Tosiendo ruidosamente, giró sobre sí misma para encontrarse con una niña que sentada en una de las sillas la observaba con curiosidad. Sin decir nada, la detalló un poco más. Al igual que ella llevaba bata de hospital. Tenía unos brillantes y grandes ojos color marrón enmarcados por un tierno rostro de mejillas ligeramente ruborizadas. Lo que más llamó su atención fue que llevara el cabello recogido en una gruesa trenza francesa que descendía hasta su cintura.
—Hola, ¿Qué haces aquí sola? —Adriana le sonrió amigablemente en tanto se sentaba en la silla a su lado.
—Ya te lo dije, me escapé. Lo malo es que apenas lleguen las nuevas enfermeras me van a encontrar.
—¿Y por qué te quieres escapar?
La niña únicamente bajó su rostro, acto seguido se recompuso y miró nuevamente a la mujer a su lado. Era muy bonita y le agradaba que fuera una fugitiva como ella.
—¿Cómo te llamas?
—Adriana. ¿Y tú?
—Soy Rebeca, tengo siete años y ya sé leer.
—¿En serio? ¡Que impresionante! —Adriana intentó verse asombrada y en realidad lo estaba, para tener siete años la niña tenía una complexión y altura similar a Leo que era dos años menor. —Debes extrañar la escuela, ¿Falta mucho para que salgas del hospital? Estoy segura de que ya quieres ver a tus compañeros.
—No, no voy a la escuela.
La honesta respuesta puso pensativa a Adriana. Sin poder evitarlo miró alrededor por si algún adulto aparecía en busca de la pequeña.
—Pero a tu edad todos los niños van a la escuela.

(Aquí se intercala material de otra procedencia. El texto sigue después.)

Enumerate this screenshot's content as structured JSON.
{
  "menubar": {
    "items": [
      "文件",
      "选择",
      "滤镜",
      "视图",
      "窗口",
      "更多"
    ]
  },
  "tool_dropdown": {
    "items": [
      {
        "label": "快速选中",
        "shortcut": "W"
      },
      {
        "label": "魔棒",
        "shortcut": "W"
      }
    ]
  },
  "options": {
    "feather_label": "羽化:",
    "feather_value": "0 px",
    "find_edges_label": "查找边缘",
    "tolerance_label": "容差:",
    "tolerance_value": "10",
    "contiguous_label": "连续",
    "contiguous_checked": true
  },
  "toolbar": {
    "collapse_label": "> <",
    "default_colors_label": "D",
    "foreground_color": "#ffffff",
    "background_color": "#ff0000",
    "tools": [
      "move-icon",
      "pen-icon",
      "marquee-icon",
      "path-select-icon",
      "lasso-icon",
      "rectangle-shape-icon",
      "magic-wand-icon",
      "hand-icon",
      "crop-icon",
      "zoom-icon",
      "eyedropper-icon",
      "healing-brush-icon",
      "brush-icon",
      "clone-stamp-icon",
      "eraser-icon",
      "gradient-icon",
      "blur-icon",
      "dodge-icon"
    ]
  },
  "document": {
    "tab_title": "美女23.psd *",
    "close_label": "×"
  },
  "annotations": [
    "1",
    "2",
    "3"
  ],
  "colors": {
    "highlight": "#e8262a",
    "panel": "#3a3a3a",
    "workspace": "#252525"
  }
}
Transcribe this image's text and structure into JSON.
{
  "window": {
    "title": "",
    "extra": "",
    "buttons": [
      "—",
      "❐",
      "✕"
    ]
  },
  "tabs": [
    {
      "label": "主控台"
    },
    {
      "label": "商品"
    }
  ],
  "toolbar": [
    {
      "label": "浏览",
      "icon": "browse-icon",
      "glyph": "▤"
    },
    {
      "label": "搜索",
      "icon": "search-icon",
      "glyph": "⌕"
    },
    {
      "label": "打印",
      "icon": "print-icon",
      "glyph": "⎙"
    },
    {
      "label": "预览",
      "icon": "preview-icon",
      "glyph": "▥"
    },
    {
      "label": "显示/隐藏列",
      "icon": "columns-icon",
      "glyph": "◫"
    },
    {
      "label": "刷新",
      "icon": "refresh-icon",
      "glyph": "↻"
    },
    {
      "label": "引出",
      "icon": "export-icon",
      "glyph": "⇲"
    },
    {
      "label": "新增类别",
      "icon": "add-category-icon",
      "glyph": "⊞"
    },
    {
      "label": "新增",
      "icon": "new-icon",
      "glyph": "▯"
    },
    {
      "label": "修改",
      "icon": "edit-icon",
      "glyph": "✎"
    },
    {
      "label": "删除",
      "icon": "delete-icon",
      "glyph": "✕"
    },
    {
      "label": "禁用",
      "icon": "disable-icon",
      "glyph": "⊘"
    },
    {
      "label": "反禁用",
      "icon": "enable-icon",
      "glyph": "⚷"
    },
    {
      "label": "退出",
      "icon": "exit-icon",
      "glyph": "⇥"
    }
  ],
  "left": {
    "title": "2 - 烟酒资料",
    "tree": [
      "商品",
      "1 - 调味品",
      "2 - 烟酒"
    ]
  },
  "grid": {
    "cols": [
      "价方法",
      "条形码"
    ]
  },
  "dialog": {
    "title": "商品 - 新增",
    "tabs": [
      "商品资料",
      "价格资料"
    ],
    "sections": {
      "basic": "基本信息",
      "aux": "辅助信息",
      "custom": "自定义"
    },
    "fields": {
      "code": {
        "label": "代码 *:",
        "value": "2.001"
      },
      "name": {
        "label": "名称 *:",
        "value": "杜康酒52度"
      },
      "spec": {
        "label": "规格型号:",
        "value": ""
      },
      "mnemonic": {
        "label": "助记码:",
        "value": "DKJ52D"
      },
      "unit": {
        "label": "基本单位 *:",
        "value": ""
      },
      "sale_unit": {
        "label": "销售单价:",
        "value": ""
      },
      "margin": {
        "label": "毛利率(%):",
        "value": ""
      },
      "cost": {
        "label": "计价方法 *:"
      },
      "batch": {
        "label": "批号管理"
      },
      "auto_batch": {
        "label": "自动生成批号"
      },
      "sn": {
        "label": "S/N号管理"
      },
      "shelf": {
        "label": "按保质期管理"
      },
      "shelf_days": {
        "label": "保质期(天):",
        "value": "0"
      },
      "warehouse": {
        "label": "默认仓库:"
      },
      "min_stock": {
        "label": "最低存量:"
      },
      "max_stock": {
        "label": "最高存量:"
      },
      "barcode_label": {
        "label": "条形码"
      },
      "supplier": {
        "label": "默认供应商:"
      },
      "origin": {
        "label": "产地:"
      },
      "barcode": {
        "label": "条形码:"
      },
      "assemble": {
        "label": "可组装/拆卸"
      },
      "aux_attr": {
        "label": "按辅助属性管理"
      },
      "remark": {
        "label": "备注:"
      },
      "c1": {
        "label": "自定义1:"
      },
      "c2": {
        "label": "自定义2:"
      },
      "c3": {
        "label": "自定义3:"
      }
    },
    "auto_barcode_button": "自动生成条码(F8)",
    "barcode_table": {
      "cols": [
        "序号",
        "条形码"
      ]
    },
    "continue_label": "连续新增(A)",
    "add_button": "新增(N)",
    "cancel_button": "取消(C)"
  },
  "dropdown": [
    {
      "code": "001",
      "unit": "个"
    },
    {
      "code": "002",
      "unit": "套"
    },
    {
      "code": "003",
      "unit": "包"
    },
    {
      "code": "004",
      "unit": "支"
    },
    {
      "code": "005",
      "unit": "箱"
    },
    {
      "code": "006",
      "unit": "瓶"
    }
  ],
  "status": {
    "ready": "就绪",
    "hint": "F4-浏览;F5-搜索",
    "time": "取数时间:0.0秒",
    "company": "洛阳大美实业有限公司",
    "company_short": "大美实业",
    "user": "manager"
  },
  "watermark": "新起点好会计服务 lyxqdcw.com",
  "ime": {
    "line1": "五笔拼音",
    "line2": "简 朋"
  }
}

—Yo no. Mi mamá…. —Rebeca calló abruptamente y Adriana notó que una tristeza nubló su rostro por un breve instante. —Las niñas libres no necesitan ir a la escuela.
—Ya veo, entonces eres una niña libre.
—Sí, por eso quiero irme de aquí. Si me quedo ya no seré libre.
Adriana se llevó la mano para acariciarse detrás de la oreja pensando en la mejor forma de seguir aquella extraña conversación. Nunca había sido muy buena comunicándose con los niños que no fueran su querido sobrino, pero al parecer el bebé en su vientre le estaba ayudando a compartir una mutua simpatía con Rebeca. Además, por alguna razón, la hizo recordar aquel primer embarazo que fue el principio de la decadencia de su relación con Daniel y el detonante de su depresión; siempre pensó que de haberse logrado habría tenido en sus brazos una dulce niña como la que acababa de conocer.
—Y dime Rebeca. ¿Dónde está tu mamá? —Rebeca bajó la vista negándose a responder, al notar la angustia en su gesto contraído, Adriana supo que algo muy malo le había sucedido. —¿Y tu papá?
—No tengo papá.
—Entiendo —emitió luchando contra el nudo que comenzaba a formarse en su garganta. —Entonces vives con tus abuelitos o tíos.
Rebeca no respondió por largos segundos y ella tampoco supo qué decir, las respuestas de la pequeña estaban logrando inquietarla.
—Pero tienes un cabello muy lindo y largo, siempre quise tenerlo así. ¿Quién te hizo una trenza tan bonita? —Su comentario logró el objetivo y sintiéndose halagada, Rebeca volvió a mirarla con una amplia sonrisa en su pequeño rostro.
—Lucy.
—¿Lucy?
—Sí, es una de las enfermeras… Es la única que me cae bien, es muy divertida y siempre me hace reír. —sentenció en voz baja, compartiendo el secreto con su nueva cómplice.
—Muy bien Rebeca, me gustó mucho conocerte, pero ¿no tienes hambre? Tal vez deberíamos volver a nuestras habitaciones para que nos den el desayuno.
—Sí tengo. —confesó apesadumbrada. —Pero quiero seguir hablando contigo. ¿Por qué no vienes a jugar conmigo un rato? Aquí nadie juega.